Some key concepts related to a zero trust network is that the network is not trusted and that devices on the network are not trusted
A key point is that information that is flowing between the enterprise network and non-enterprise network needs to have consistent security policies. Furthermore, for a zero trust architecture additional safe guards should be in-place like diagnostics and monitoring systems, network logging, access policies, a PKI infrastructure and User identification systems. For additional details on the architecture of zero trust network see ZeroTrustArchitecture
OPC UA is designed to operate in a multi-vendor environment, where devices from many vendors (not all of which would be trusted) could be operating. The hardware and software on these devices could be owned by the enterprise or they could be owned by others. OPC UA is designed to assign trust as needed, not inheritably trusting any device. Having standardized security policies and settings (as defined in OPC 10000-100, OPC UA Specification: Part 100 – DevicesOPC UA Specification: Part 100 – Devices
https://www.opcfoundation.org/UA/Part100/
OPC Security Policies) provides a consistent security policy and posture.
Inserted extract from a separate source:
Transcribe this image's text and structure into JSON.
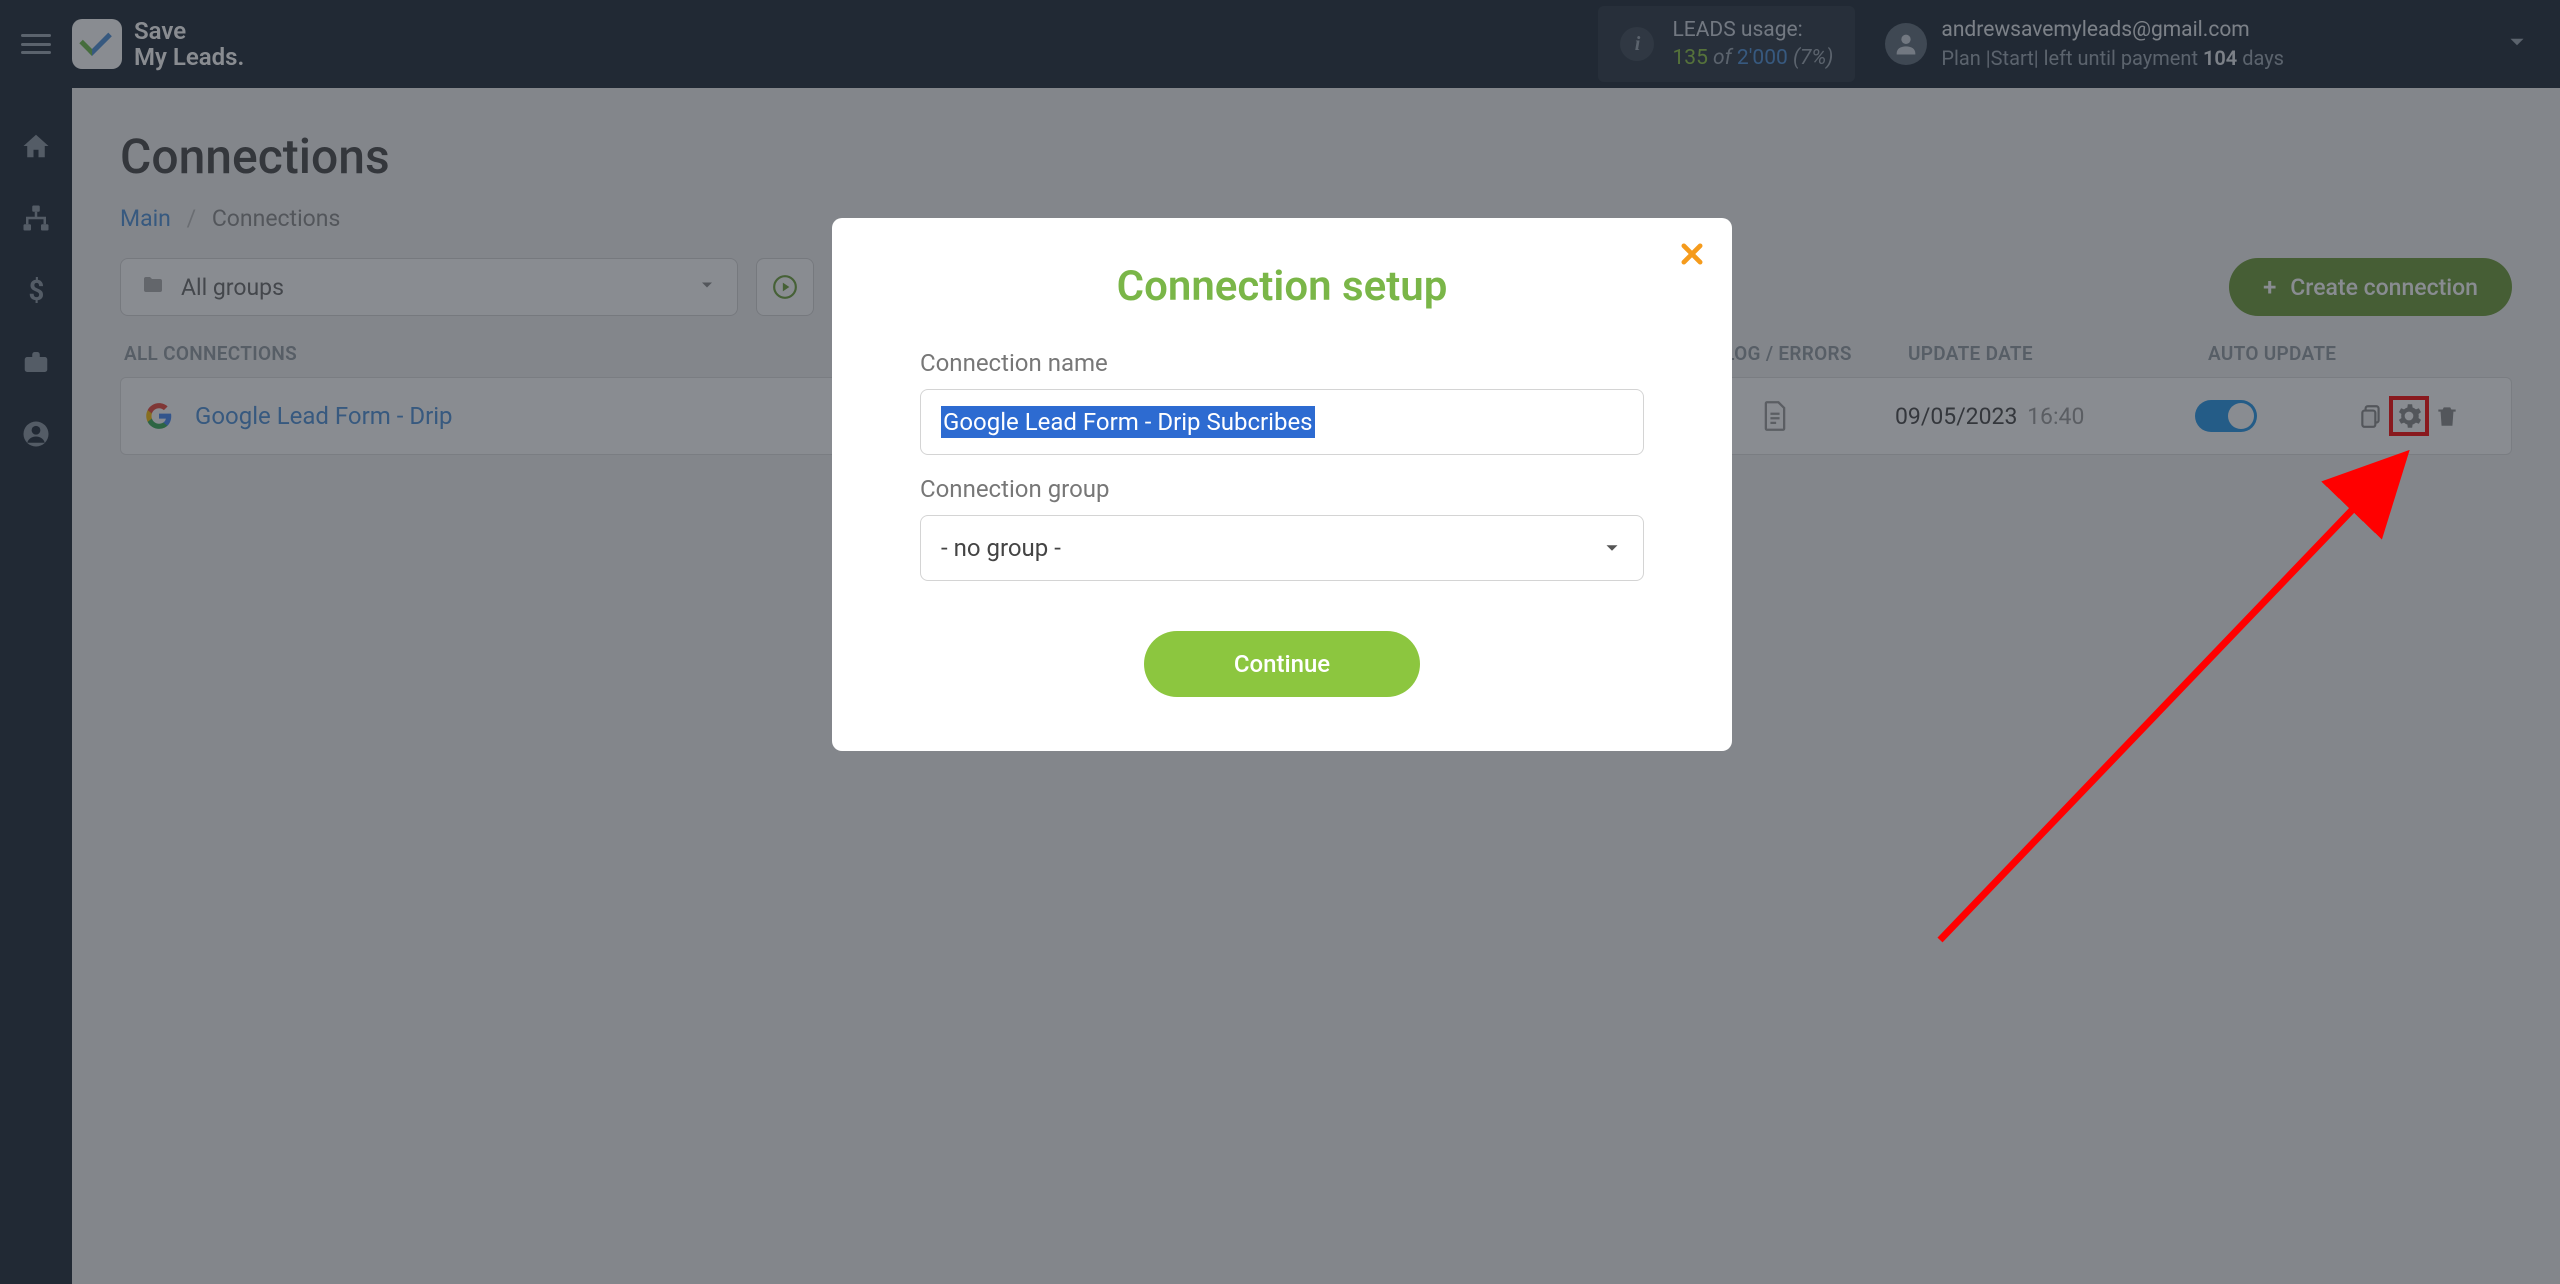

In zero trust architecture, OPC UA Auditing would be required as an integral part of a continuous diagnostics system. The individual privileges and roles that are available in OPC UA can be part of the data access policies. The support for a GDS in all Servers and Client allows an Enterprise PKI system to be deployed. The GDS can be linked to identity management systems.
The key point is that even though OPC UA is not a complete zero trust environment, it provides many of the required aspects of a zero trust environment.
Diagnostics are an important tool in troubleshooting problems in a Server, Client or system, but it is important that security sensitive information not be provided as part of diagnostic information. Security information shall only be available to security Administrators. Providing security related information via diagnostics to non-security personnel can provide information that can be used to compromise a system.
In addition, diagnostics can provide trace information describing the overall structure of Server. This type of diagnostic shall only be provided to Authenticated Clients.